公的保障の肩代わりではなく、地域福祉の本来の役割発揮を応援します

 「独居老人」や「老老介護世帯」が急増するなか、ボランティアや民生委員による訪問活動、自治会による行事や交流、社会福祉協議会による様々な支援活動が、高齢者に張りあいを与え、孤立を防ぐ貴重な役割を果たしています。

 ところが、自公政権はこの間、介護保険の給付や自治体の福祉を後退させながら、それを、地域のボランティア、自治会、社会福祉協議会などの支援に置き換える、制度改変を進めています。

 高齢者を支えるボランティアやNPO、民生委員や自治会、社会福祉協議会などは、もともと、慢性的な予算・人手の不足、担い手の高齢化、後継者の不在などに悩まされてきました。そこに過重な負担を押しつけることは、新たな疲弊の要因となりかねません。実際、一部の自治体では、老人会が、行政の指示で要支援者向けのサービスを担わされることに伴い、これまで取り組んできた誕生会などの年中行事に取り組めなくなるなどの、“本末転倒”が起こっています。

 日本共産党は、地域の高齢者を支える自主的な組織に、公的介護や自治体福祉が担うべき業務を“肩代わり”させる改悪に反対します。

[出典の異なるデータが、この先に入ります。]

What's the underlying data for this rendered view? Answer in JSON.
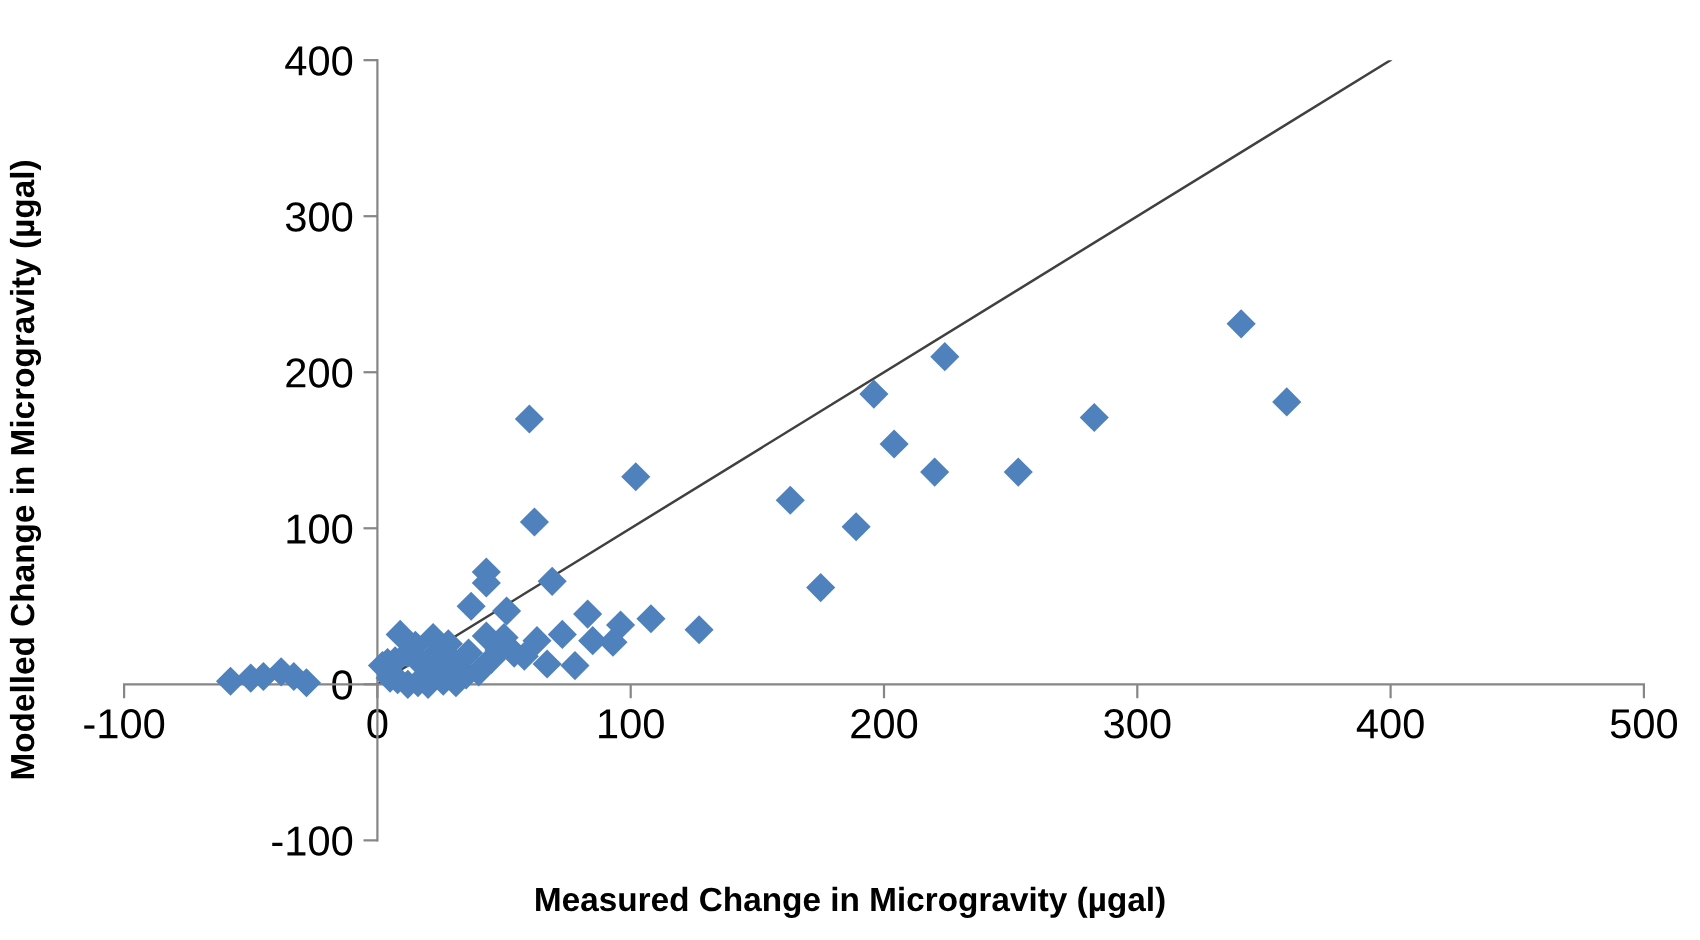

それらの多様な実施主体を、地域のコミュニティを支える社会的資源と位置づけ、本来の役割発揮を応援し、連携の促進、財政的な支援、後継者づくりへの協力などを推進します。

医療・介護の連携を進めます

 「介護難民」増大の引き金となっている、病床削減・患者追い出し政策を中止し、すべての患者に必要な医療・介護を保障する体制を確立します。

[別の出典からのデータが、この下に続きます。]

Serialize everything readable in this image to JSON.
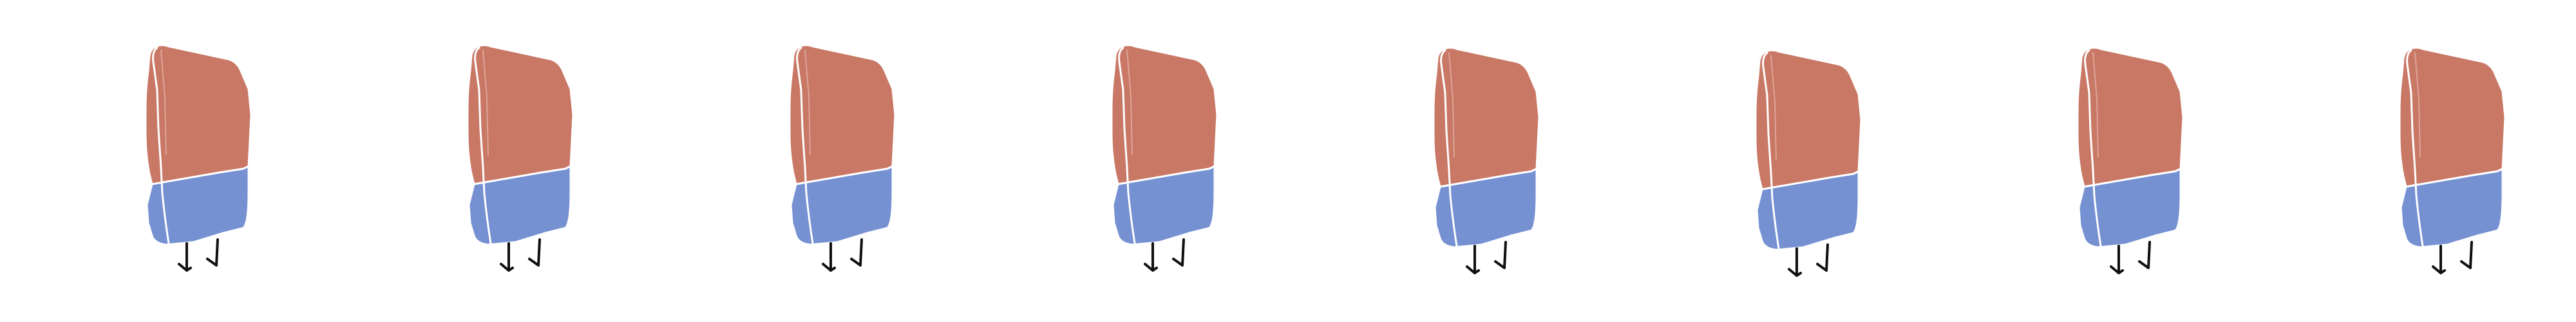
{
  "sprite_sheet": {
    "frame_count": 8,
    "character": "eraser-character",
    "colors": {
      "body_top": "#c97866",
      "body_bottom": "#7591d2",
      "outline": "#ffffff",
      "edge": "#e9c3b8",
      "legs": "#111111"
    },
    "frames": [
      {
        "name": "frame-1"
      },
      {
        "name": "frame-2"
      },
      {
        "name": "frame-3"
      },
      {
        "name": "frame-4"
      },
      {
        "name": "frame-5"
      },
      {
        "name": "frame-6"
      },
      {
        "name": "frame-7"
      },
      {
        "name": "frame-8"
      }
    ]
  }
}
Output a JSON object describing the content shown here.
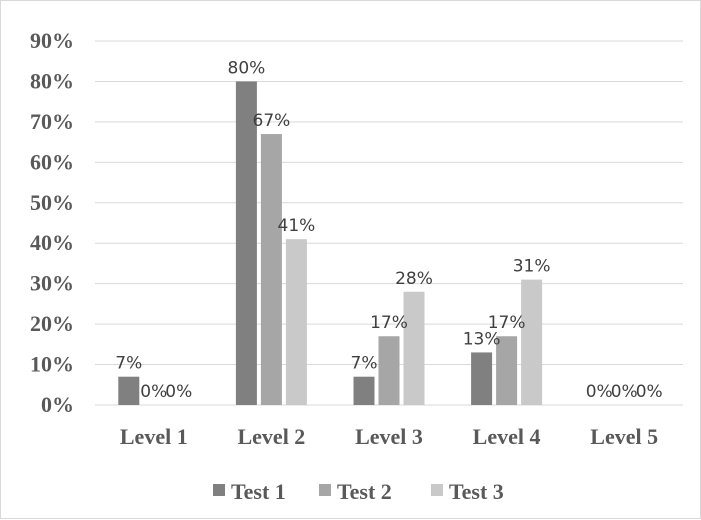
{
  "chart_data": {
    "type": "bar",
    "title": "",
    "xlabel": "",
    "ylabel": "",
    "categories": [
      "Level 1",
      "Level 2",
      "Level 3",
      "Level 4",
      "Level 5"
    ],
    "series": [
      {
        "name": "Test 1",
        "values": [
          7,
          80,
          7,
          13,
          0
        ],
        "labels": [
          "7%",
          "80%",
          "7%",
          "13%",
          "0%"
        ],
        "color": "#808080"
      },
      {
        "name": "Test 2",
        "values": [
          0,
          67,
          17,
          17,
          0
        ],
        "labels": [
          "0%",
          "67%",
          "17%",
          "17%",
          "0%"
        ],
        "color": "#a6a6a6"
      },
      {
        "name": "Test 3",
        "values": [
          0,
          41,
          28,
          31,
          0
        ],
        "labels": [
          "0%",
          "41%",
          "28%",
          "31%",
          "0%"
        ],
        "color": "#c9c9c9"
      }
    ],
    "ylim": [
      0,
      90
    ],
    "yticks": [
      0,
      10,
      20,
      30,
      40,
      50,
      60,
      70,
      80,
      90
    ],
    "ytick_labels": [
      "0%",
      "10%",
      "20%",
      "30%",
      "40%",
      "50%",
      "60%",
      "70%",
      "80%",
      "90%"
    ],
    "grid": true,
    "gridline_color": "#d9d9d9",
    "legend_position": "bottom"
  }
}
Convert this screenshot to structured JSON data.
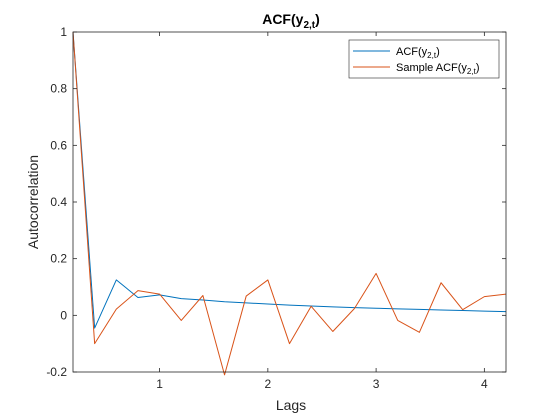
{
  "chart_data": {
    "type": "line",
    "title": "ACF(y",
    "title_sub": "2,t",
    "title_end": ")",
    "xlabel": "Lags",
    "ylabel": "Autocorrelation",
    "xlim": [
      0.2,
      4.2
    ],
    "ylim": [
      -0.2,
      1.0
    ],
    "xticks": [
      1,
      2,
      3,
      4
    ],
    "yticks": [
      -0.2,
      0,
      0.2,
      0.4,
      0.6,
      0.8,
      1
    ],
    "ytick_labels": [
      "-0.2",
      "0",
      "0.2",
      "0.4",
      "0.6",
      "0.8",
      "1"
    ],
    "legend_position": "top-right",
    "grid": false,
    "x": [
      0.2,
      0.4,
      0.6,
      0.8,
      1.0,
      1.2,
      1.4,
      1.6,
      1.8,
      2.0,
      2.2,
      2.4,
      2.6,
      2.8,
      3.0,
      3.2,
      3.4,
      3.6,
      3.8,
      4.0,
      4.2
    ],
    "series": [
      {
        "name": "ACF(y",
        "name_sub": "2,t",
        "name_end": ")",
        "color": "#0072bd",
        "values": [
          1.0,
          -0.045,
          0.125,
          0.063,
          0.072,
          0.059,
          0.054,
          0.048,
          0.044,
          0.04,
          0.036,
          0.033,
          0.03,
          0.027,
          0.025,
          0.023,
          0.021,
          0.019,
          0.017,
          0.015,
          0.013
        ]
      },
      {
        "name": "Sample ACF(y",
        "name_sub": "2,t",
        "name_end": ")",
        "color": "#d95319",
        "values": [
          1.0,
          -0.1,
          0.022,
          0.087,
          0.075,
          -0.018,
          0.07,
          -0.21,
          0.068,
          0.125,
          -0.1,
          0.032,
          -0.057,
          0.024,
          0.148,
          -0.018,
          -0.06,
          0.115,
          0.02,
          0.066,
          0.075
        ]
      }
    ]
  }
}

 介護保険と医療保険の“併給禁止”のルールが現実にあわず、必要なケアが受けられない問題などの改善をすすめます。

 介護型療養病床の転換先となる「介護医療院」を、新たな“病床削減の受け皿”とはさせず、医療的ケアを必要とする要介護者を支える機能・役割を守るよう求めます。

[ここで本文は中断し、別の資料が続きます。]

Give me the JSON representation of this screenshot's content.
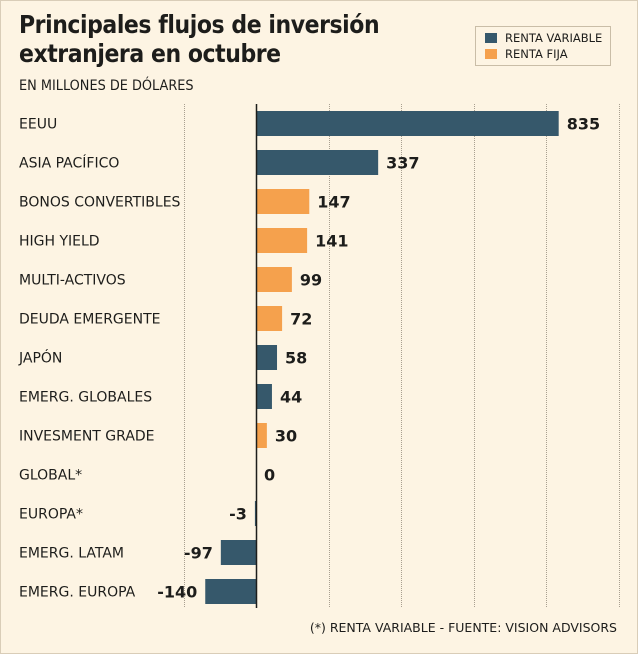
{
  "title_lines": [
    "Principales flujos de inversión",
    "extranjera en octubre"
  ],
  "subtitle": "EN MILLONES DE DÓLARES",
  "legend": [
    {
      "label": "RENTA VARIABLE",
      "color": "#36586b"
    },
    {
      "label": "RENTA FIJA",
      "color": "#f5a14d"
    }
  ],
  "footnote": "(*) RENTA VARIABLE - FUENTE: VISION ADVISORS",
  "colors": {
    "renta_variable": "#36586b",
    "renta_fija": "#f5a14d",
    "grid": "#a89f90",
    "axis": "#1d1d1b"
  },
  "chart_data": {
    "type": "bar",
    "orientation": "horizontal",
    "title": "Principales flujos de inversión extranjera en octubre",
    "subtitle": "EN MILLONES DE DÓLARES",
    "xlim": [
      -200,
      1000
    ],
    "grid_values": [
      -200,
      0,
      200,
      400,
      600,
      800,
      1000
    ],
    "categories": [
      "EEUU",
      "ASIA PACÍFICO",
      "BONOS CONVERTIBLES",
      "HIGH YIELD",
      "MULTI-ACTIVOS",
      "DEUDA EMERGENTE",
      "JAPÓN",
      "EMERG. GLOBALES",
      "INVESMENT GRADE",
      "GLOBAL*",
      "EUROPA*",
      "EMERG. LATAM",
      "EMERG. EUROPA"
    ],
    "values": [
      835,
      337,
      147,
      141,
      99,
      72,
      58,
      44,
      30,
      0,
      -3,
      -97,
      -140
    ],
    "types": [
      "RENTA VARIABLE",
      "RENTA VARIABLE",
      "RENTA FIJA",
      "RENTA FIJA",
      "RENTA FIJA",
      "RENTA FIJA",
      "RENTA VARIABLE",
      "RENTA VARIABLE",
      "RENTA FIJA",
      "RENTA VARIABLE",
      "RENTA VARIABLE",
      "RENTA VARIABLE",
      "RENTA VARIABLE"
    ],
    "value_labels": [
      "835",
      "337",
      "147",
      "141",
      "99",
      "72",
      "58",
      "44",
      "30",
      "0",
      "-3",
      "-97",
      "-140"
    ]
  }
}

 在宅医療を担う診療所や訪問看護に対する報酬を改善し、在宅生活を支える拠点として公的支援を強めます。

 24時間体制の「定期巡回・随時対応訪問介護看護サービス」の普及にむけ、報酬の改善や人員体制への支援を行います。

認知症対策を促進します

 認知症の高齢者は462万人とされ、軽度認知障害のある人も400万人いると推計されています。高齢者の3~4人に1人は認知症か、軽度認知障害という状況です。ところが、現行の介護保険では利用できるサービスに限度があり、“認知症のお世話はもっぱら家族任せ”という高齢者が膨大な数にのぼっています。

 認知症の高齢者に対応する公的介護サービス・介護基盤を大幅に拡充するとともに、認知症の早期の発見・診断、初期の相談と家族への支援から、終末期のケア・看取りまで、切れ目なく治療と支援を行う、医療・保健・福祉の連携体制の構築を進めます。

 精神病院に長期入院している認知症の人が、地域で暮らせるよう、安価に利用できるグループホームの確保や介護施設の計画的増設などの基盤整備を進め、在宅復帰を促せるようにしていきます。

 政府は、2019年5月に提示した「認知症対策大綱」で、従来の「共生」に加え、認知症の「予防」を方針の中心に位置づけました。

 国が、認知症の「予防」を強調することには、「認知症対策を『自己責任』に矮小化し、高齢者・家族にプレッシャーを与えかねない」、「認知症を発症する人を『予防を怠った人』とみなし、攻撃・差別する風潮を生みかねない」、「『認知症予防』を看板にした、商品や民間サービスの営利拡大に利用されかねない」―――などの懸念が、関係者・有識者から噴出しました。政府が当初、同「大綱」に、認知症の有病率を減らす「数値目標」を盛り込もうとしたことにも、大きな批判の声が上がりました。

 「予防」の名で高齢者・家族を追いつめ、認知症対策の後退や介護・福祉制度の改悪へとつなげる動きに断固反対します。認知症の人や家族への差別と偏見を許さず、「認知症になっても安心して暮らせる地域づくり」をすすめる立場で、施策の拡充をはかります。

 認知症対策に真っ向から反する、“要支援者切り”や“軽度者切り”など、介護とりあげの制度改悪に反対します。